EUSOBI 2016 Annual Scientific Meeting breast imaging session

‘The best way to screen’

The European Society of Breast Imaging (ESOBI) promotes high quality breast imaging across Europe by developing education and training, encouraging research and promoting guidelines and standards. This year’s meeting (23-24 September) was held in collaboration with the French Society La Société d’Imagerie de la Femme (SIFEM) and drew around 600 radiologists. The event included a two-day course on breast magnetic resonance imaging (MRI).

Report: Jane MacDougall

DBT with FFDM demonstrates increased rates in cancer detection compared with FFDM alone. Image comparison between 2-D, tomosynthesis and C-view synthetic 2-D.

Aiming to balance  the latest in cutting-edge science with everyday clinical practice,  this year’s ESOBI meeting featured a session entitled the ‘The best way  to screen’.  A timely debate in light of the new draft proposal for  European guidelines for breast cancer screening and diagnosis that is  open for feedback and also when ESOBI are promoting their latest  publication ‘Statement in favour of breast screening’.

Nationwide screening programmes result in substantial mortality reductions

Screening with mammography  alone is a cost-effective way to save lives. Throughout Europe a  substantial reduction in mortality from breast cancer can be seen in  those countries that have implemented nationwide screening programmes.  Interestingly, the shift from analogue to digital between 2005 and 2010  led to improved results and showed that more high-risk tumours are now  detected by mammography.

Of course, there remain drawbacks with  mammography screening, such as false positives and over diagnosis.  However, so far no other modality has proven to save lives and no  information is available regarding the aggressiveness of tumours  detected by other modalities, for example the positive predictive value  of ultrasound is substantially lower and quality control (operator  dependent) is difficult. 

For these reasons screening with mammography alone is still the gold standard for population-based screening programmes.

Nevertheless, even screening with full-field  digital mammography (FFDM) fails to detect 15-30% of cancers and in  women with dense breasts, approximately 7% of the 50-70-year-old  population, sensitivity for 2-D mammography can be as low as 58%. 

Digital Breast Tomosynthesis (DBT), a 3-D digital  mammography system, is a promising tool for improving screening in  these women.

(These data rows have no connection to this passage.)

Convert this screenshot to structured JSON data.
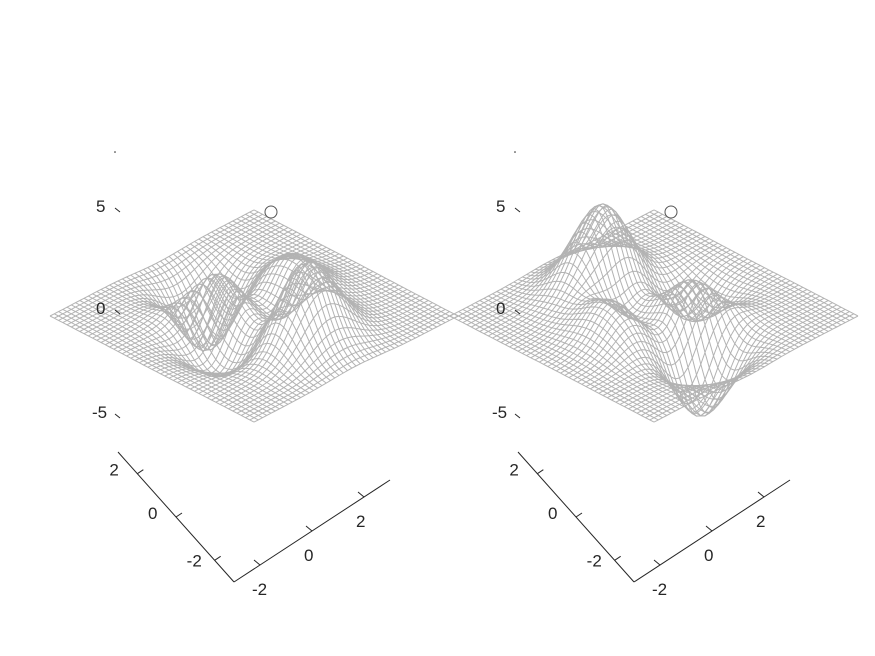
{
  "figure": {
    "background": "#ffffff",
    "mesh_color": "#b3b3b3",
    "axis_color": "#262626"
  },
  "chart_data": [
    {
      "type": "surface-mesh",
      "function": "peaks",
      "x_ticks": [
        "-2",
        "0",
        "2"
      ],
      "y_ticks": [
        "-2",
        "0",
        "2"
      ],
      "z_ticks": [
        "-5",
        "0",
        "5"
      ],
      "xlim": [
        -3,
        3
      ],
      "ylim": [
        -3,
        3
      ],
      "zlim": [
        -8,
        8
      ],
      "grid_points": 49,
      "marker": {
        "x": 3,
        "y": 3,
        "z": 4.6
      },
      "view": {
        "azimuth_deg": -45,
        "elevation_deg": 30
      }
    },
    {
      "type": "surface-mesh",
      "function": "peaks",
      "x_ticks": [
        "-2",
        "0",
        "2"
      ],
      "y_ticks": [
        "-2",
        "0",
        "2"
      ],
      "z_ticks": [
        "-5",
        "0",
        "5"
      ],
      "xlim": [
        -3,
        3
      ],
      "ylim": [
        -3,
        3
      ],
      "zlim": [
        -8,
        8
      ],
      "grid_points": 49,
      "marker": {
        "x": 3,
        "y": 3,
        "z": 4.6
      },
      "view": {
        "azimuth_deg": 135,
        "elevation_deg": 30
      }
    }
  ]
}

After X-ray acquisition of a series of 2-D images  (projections), reconstruction of the breast is done at different heights  above the detector. Current DBT systems are commercialised by five  different manufacturers and are routinely used in radiology centres and  in several countries, the technique has approval for screening and  diagnostics.

Comparison of DBT with FFDM favours DBT

DBT has the potential to  improve cancer detection rates with only a small increase in radiation  dose. Retrospective reading studies comparing DBT with FFDM have shown  improvement in both sensitivity and specificity with DBT. Diagnostic  accuracy appears to be largely independent of breast density although  benefit appears greater in women with denser breasts. Results are less  clear regarding the detection of microcalcification and most studies  have found little improvement over 2-D mammography in the detection of  ductal carcinoma in situ (DCIS).

Used together in prospective screening studies,  DBT with FFDM has demonstrated increased rates in cancer detection  compared with FFDM alone. A reduction in false-positive recall rates has  also been shown in nearly all studies.

Several DBT issues must now be resolved

Screening with the addition  of DBT would approximately double the radiation dose received; but a  simulated FFDM image can be generated from a DBT scan. The combination  of simulated FFDM images and DBT is being evaluated within several  studies and some positive results have been published.

However, before this becomes a realistic  proposition for widespread screening programmes several issues around  DBT need to be resolved, not least the wide range of totally different  characteristics in the machines (angular range, scanning angle,  filter/target combination, tube motion, etc.), and the use of different  reconstruction methods: filtered back projection or iterative  reconstruction. 

Also, the additional reading time, the large IT  storage, connectivity problems and over diagnosis of low grade cancers  will all need to be correctly modelled to obtain cost-effectiveness  similar to that of current screening if the addition of DBT is to become  a way to improve breast cancer screening.